Expected output at v2 defaults: 7/7 PASS.
| # | Reference mode | What it tests | Citation anchor |
|---|---|---|---|
| RM1 | Dose-response | Doubling weekly training volume produces a larger steady-state Fitness gain (ratio > 1.3) | Schoenfeld 2017; Krieger 2010 |
| RM2 | Diminishing returns | Low-baseline subjects gain more relatively than high-baseline (relative-gain ordering) | Ahtiainen 2003; Suchomel 2016 |
| RM3 | Ceiling | Asymptotic Fitness under constant load (final-50wk CV < 0.05) | Bickel & Bamman 2011 |
| RM4 | Detraining decay | Fitness loss after training stops sits in 0.5–3 %/wk | Mujika & Padilla 2000; Bickel & Bamman 2011 |
| RM5 | ADL floor | With ADL, untrained Fitness floors at ≥ 85 % of baseline (vs collapse without) | Thom 2005; LeBlanc 2000 |
| RM10 | Plateau under constant load | After plateau, additional Fitness gain ≤ 10 % at t=200 | DeLorme 1945; Kraemer & Ratamess 2004 ACSM |
| RM11 | Adaptive heterogeneity | Cross-subject 5–95 % relative-gain range ≥ 0.3 (hyper-responders vs non-responders) | Hubal 2005 MSSE |
Failing any of these at sensible parameter values means the structural model is wrong, not just the calibration. The validator runs before any downstream work.
This repo is the deterministic explorer + structural-plausibility gate.
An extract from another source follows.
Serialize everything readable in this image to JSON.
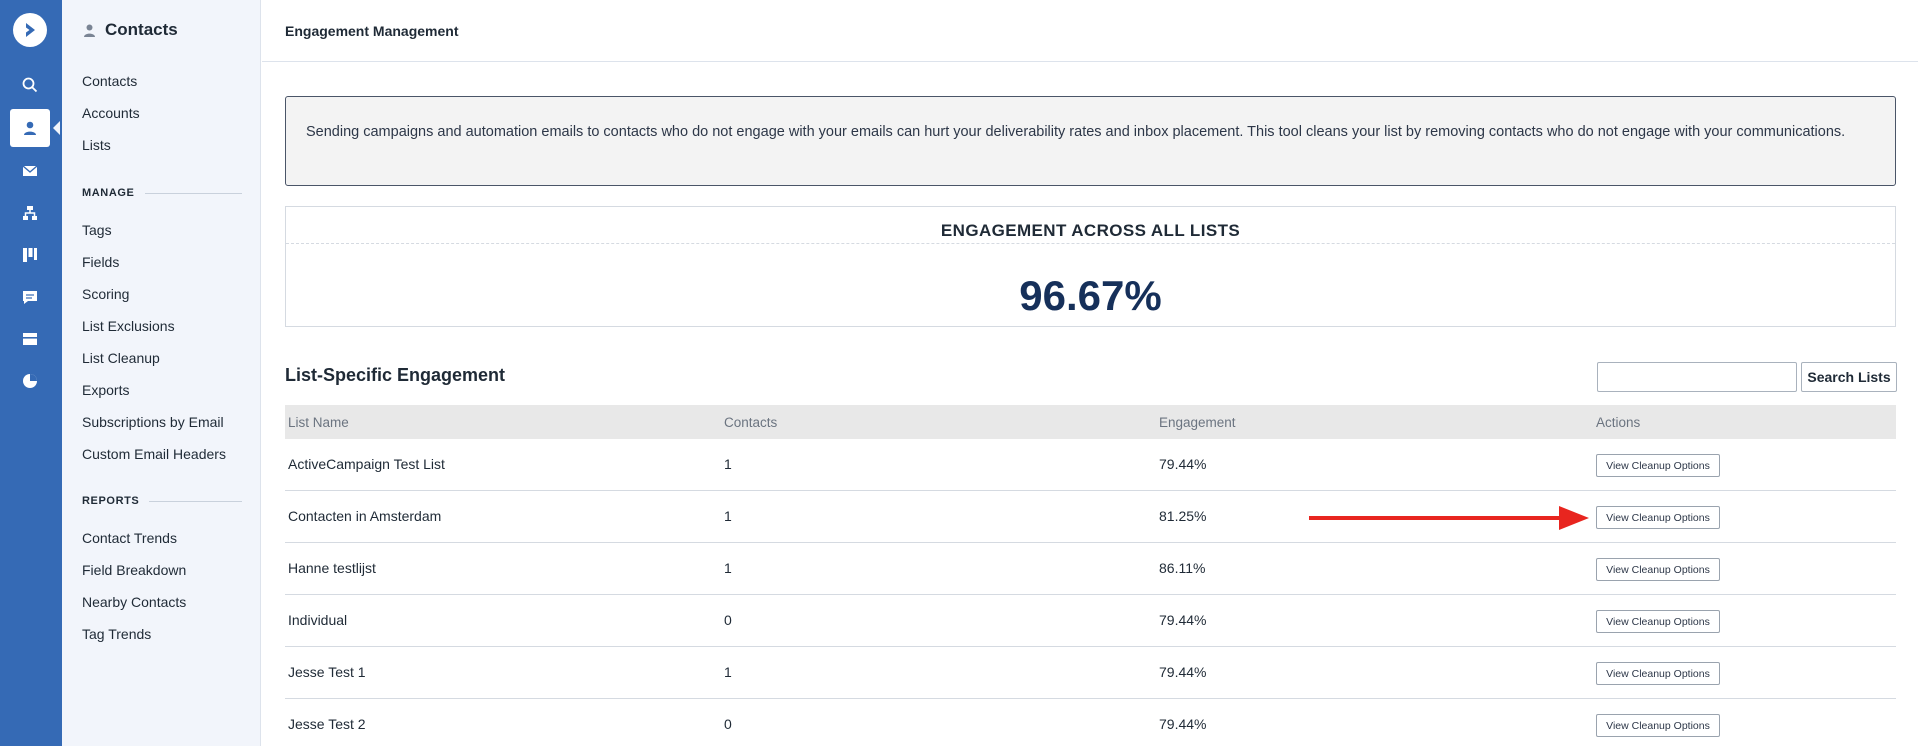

Companion work in progress:
- Hierarchical Bayesian calibration of the MEDv4 family against open RT cohort data — separate project; a peer-reviewed publication is in preparation.
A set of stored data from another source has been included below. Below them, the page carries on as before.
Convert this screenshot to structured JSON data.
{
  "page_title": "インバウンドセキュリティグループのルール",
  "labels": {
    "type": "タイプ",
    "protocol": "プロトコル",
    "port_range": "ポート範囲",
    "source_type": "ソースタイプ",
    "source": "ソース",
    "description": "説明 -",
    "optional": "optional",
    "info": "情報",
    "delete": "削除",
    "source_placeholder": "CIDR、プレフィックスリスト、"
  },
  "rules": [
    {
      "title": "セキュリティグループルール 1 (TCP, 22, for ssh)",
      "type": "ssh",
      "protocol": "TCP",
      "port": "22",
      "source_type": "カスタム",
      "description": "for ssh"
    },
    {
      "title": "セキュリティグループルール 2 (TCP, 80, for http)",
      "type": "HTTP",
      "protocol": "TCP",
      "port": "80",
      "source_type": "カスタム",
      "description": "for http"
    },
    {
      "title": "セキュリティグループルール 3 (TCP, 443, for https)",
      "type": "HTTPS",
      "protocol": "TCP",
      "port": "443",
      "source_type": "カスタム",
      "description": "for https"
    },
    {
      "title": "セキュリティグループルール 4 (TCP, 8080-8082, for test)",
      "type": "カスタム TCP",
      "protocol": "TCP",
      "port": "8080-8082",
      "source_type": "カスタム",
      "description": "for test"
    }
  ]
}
sdviz— a planned standalone Python library extracting the Vensim-style diagrammer + reference-mode dashboard plotting into a reusable visualization package for system-dynamics models.
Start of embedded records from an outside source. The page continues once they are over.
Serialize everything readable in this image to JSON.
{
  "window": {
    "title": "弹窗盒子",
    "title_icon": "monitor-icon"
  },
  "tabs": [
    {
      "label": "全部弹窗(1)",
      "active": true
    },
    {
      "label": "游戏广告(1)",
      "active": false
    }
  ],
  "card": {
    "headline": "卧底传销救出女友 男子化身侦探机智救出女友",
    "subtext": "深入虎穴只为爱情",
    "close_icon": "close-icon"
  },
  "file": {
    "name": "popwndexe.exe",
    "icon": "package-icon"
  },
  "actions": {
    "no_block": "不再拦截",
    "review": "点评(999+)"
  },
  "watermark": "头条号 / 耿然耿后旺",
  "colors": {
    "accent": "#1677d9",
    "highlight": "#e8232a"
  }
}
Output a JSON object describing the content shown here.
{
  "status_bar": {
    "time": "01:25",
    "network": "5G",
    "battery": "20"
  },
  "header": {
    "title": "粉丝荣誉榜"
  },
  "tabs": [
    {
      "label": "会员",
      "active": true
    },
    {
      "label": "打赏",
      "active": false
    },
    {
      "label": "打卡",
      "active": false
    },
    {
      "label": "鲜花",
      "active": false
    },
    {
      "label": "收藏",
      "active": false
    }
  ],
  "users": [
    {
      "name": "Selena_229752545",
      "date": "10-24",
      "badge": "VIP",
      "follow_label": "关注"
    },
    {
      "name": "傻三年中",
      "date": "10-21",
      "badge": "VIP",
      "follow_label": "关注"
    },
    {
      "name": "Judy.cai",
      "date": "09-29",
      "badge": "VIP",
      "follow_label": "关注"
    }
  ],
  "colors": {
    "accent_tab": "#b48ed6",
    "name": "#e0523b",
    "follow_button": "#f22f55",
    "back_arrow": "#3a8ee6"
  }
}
When those land, this repo will gain a posterior/ layer that lets rtSD Explorer ride along a calibrated parameter cloud instead of just point estimates.
@software{bowie_rtsd_2026,
author = {Bowie, Jacob},
title = {rtSD Explorer: an interactive system-dynamics explorer for resistance-training adaptation},
year = {2026},
url = {https://github.com/JacobBowie/rtsd},
version = {0.1.0}
}See CITATION.cff for the structured form.
MIT.
- MEDv4 source model: in-lab Vensim system-dynamics build (provenance at
inst/vensim/). - Reference-mode validation idiom: Forrester 1961, Sterman 2000.
- FFM lineage: Calvert 1976, Banister 1975/1991, Busso 1991/2003.
- Built with: Shiny, marimo, deSolve, matplotlib.
This project was originally released as synthesim (v0.1.0, 2026-05-12). It was renamed to rtSD Explorer on 2026-05-26 after discovering that "SyntheSim" is a trademarked feature mark of Ventana Systems' Vensim DSS. The model and code are unchanged; only the name moved.